ハリート・デオル(スフ)とジェイ・ヴァルサニ(リアズ)。写真:エリー・カーツ フットボール・フーリガニズムについて綴ったリアズ・カーンの自伝をもとに、Curve Theatreのアーティスティック・ディレクター、ニコライ・フォスターが演出を手がけた本作。荒々しくも熱量にあふれ、色彩豊かなこのプロダクションが、4月3日(金)までの1週間限定でcurveonline.co.ukにて公開されています。
2018年にCurveで初演された二人芝居で、脚色はドゥーガル・アーヴァイン。ジェイ・ヴァルサニがリアズ役、ハリート・デオルがスフ役で出演しました。
視聴は無料ですが、Curveおよび同劇場の活動を支えるため、任意の寄付によるサポートが呼びかけられています。
カーンの『Reflections of an Asian Casual』に着想を得た本作は、多文化都市レスターで、厳格なパキスタン系の両親のもとに育つ少年としての成長譚です。家では文化的ルーツを守るよう求められる重圧のなか、リアズはフットボールの「カジュアル」文化に身を投じ、レスターで悪名高いフーリガン集団(“firm”)「ベイビー・スクワッド」に加わることで居場所を見いだしていきます。
ハリート・デオル(スフ)とジェイ・ヴァルサニ(リアズ)。写真:エリー・カーツ
最新のデザイナーズ・ギアに身を包み、試合当日にライバル集団との乱闘に備えるリアズと仲間たち。しかし彼らは知らず知らずのうちに、人種的寛容を掲げる多文化的な“ギャング”を形づくっていきます。そこで重要なのは、肩書きではなく服のラベルだけ。けれど年月が過ぎ、全国各地でフットボールの“firm”による犠牲者が増えていくにつれ、リアズは暴力のサブカルチャーに属することの本当の代償を思い知らされます。

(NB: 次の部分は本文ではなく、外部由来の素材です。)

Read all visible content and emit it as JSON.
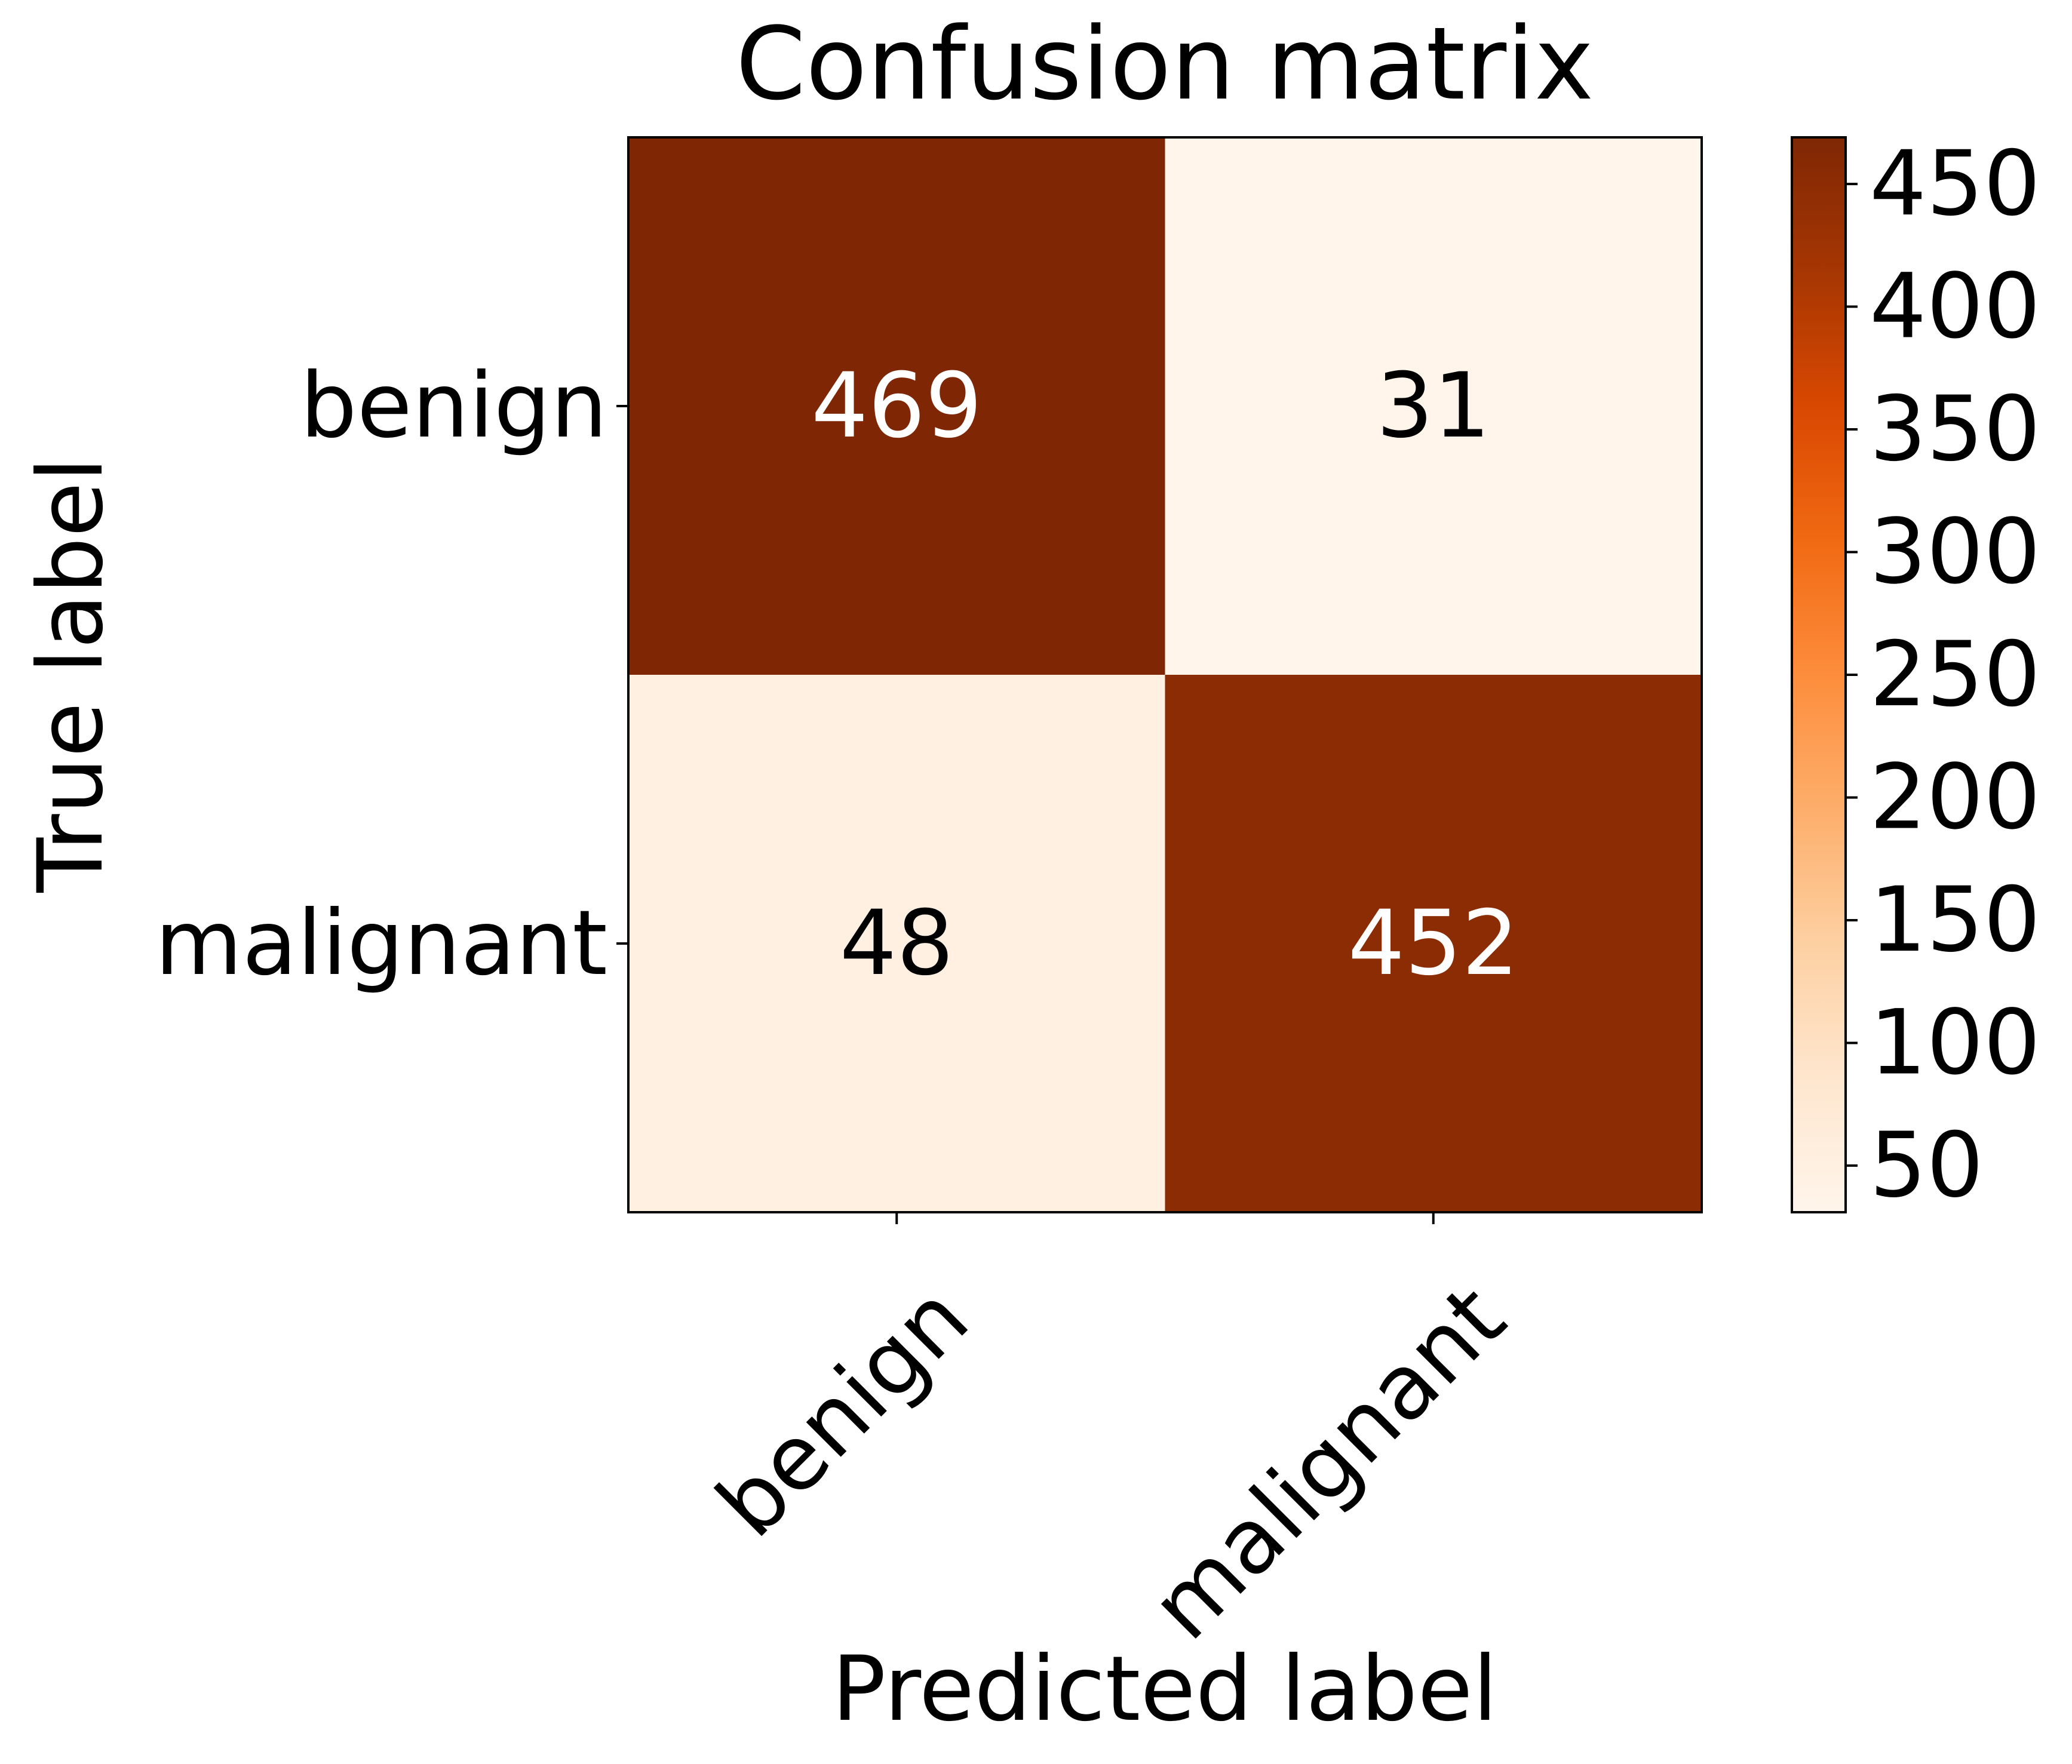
{
  "chart_data": {
    "type": "heatmap",
    "title": "Confusion matrix",
    "xlabel": "Predicted label",
    "ylabel": "True label",
    "x_categories": [
      "benign",
      "malignant"
    ],
    "y_categories": [
      "benign",
      "malignant"
    ],
    "values": [
      [
        469,
        31
      ],
      [
        48,
        452
      ]
    ],
    "colormap": "Oranges",
    "color_range": [
      31,
      469
    ],
    "colorbar_ticks": [
      50,
      100,
      150,
      200,
      250,
      300,
      350,
      400,
      450
    ],
    "text_color_dark": "#000000",
    "text_color_light": "#ffffff"
  }
}
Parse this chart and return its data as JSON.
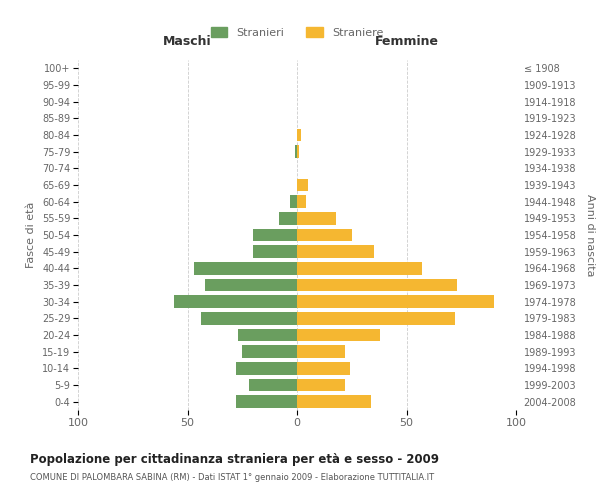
{
  "age_groups": [
    "100+",
    "95-99",
    "90-94",
    "85-89",
    "80-84",
    "75-79",
    "70-74",
    "65-69",
    "60-64",
    "55-59",
    "50-54",
    "45-49",
    "40-44",
    "35-39",
    "30-34",
    "25-29",
    "20-24",
    "15-19",
    "10-14",
    "5-9",
    "0-4"
  ],
  "birth_years": [
    "≤ 1908",
    "1909-1913",
    "1914-1918",
    "1919-1923",
    "1924-1928",
    "1929-1933",
    "1934-1938",
    "1939-1943",
    "1944-1948",
    "1949-1953",
    "1954-1958",
    "1959-1963",
    "1964-1968",
    "1969-1973",
    "1974-1978",
    "1979-1983",
    "1984-1988",
    "1989-1993",
    "1994-1998",
    "1999-2003",
    "2004-2008"
  ],
  "maschi": [
    0,
    0,
    0,
    0,
    0,
    1,
    0,
    0,
    3,
    8,
    20,
    20,
    47,
    42,
    56,
    44,
    27,
    25,
    28,
    22,
    28
  ],
  "femmine": [
    0,
    0,
    0,
    0,
    2,
    1,
    0,
    5,
    4,
    18,
    25,
    35,
    57,
    73,
    90,
    72,
    38,
    22,
    24,
    22,
    34
  ],
  "color_maschi": "#6a9e5f",
  "color_femmine": "#f5b731",
  "title": "Popolazione per cittadinanza straniera per età e sesso - 2009",
  "subtitle": "COMUNE DI PALOMBARA SABINA (RM) - Dati ISTAT 1° gennaio 2009 - Elaborazione TUTTITALIA.IT",
  "xlabel_left": "Maschi",
  "xlabel_right": "Femmine",
  "ylabel_left": "Fasce di età",
  "ylabel_right": "Anni di nascita",
  "xlim": 100,
  "legend_maschi": "Stranieri",
  "legend_femmine": "Straniere",
  "bg_color": "#ffffff",
  "grid_color": "#cccccc",
  "text_color": "#666666"
}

1980年代を舞台にした『Memoirs of an Asian Football Casual』は、衝撃的な暴力文化のただ中で育まれた当時のハイブリッドな若者文化の形成を描きます。リアズとスフという二人が、出会うさまざまな個性豊かな人物像を演じ分けながら、物語は鮮やかに立ち上がります。
美術・衣裳デザインはグレース・スマート、音楽・サウンドデザインはターシャ・テイラー・ジョンソン、照明デザインはシャーロット・バートンが担当しています。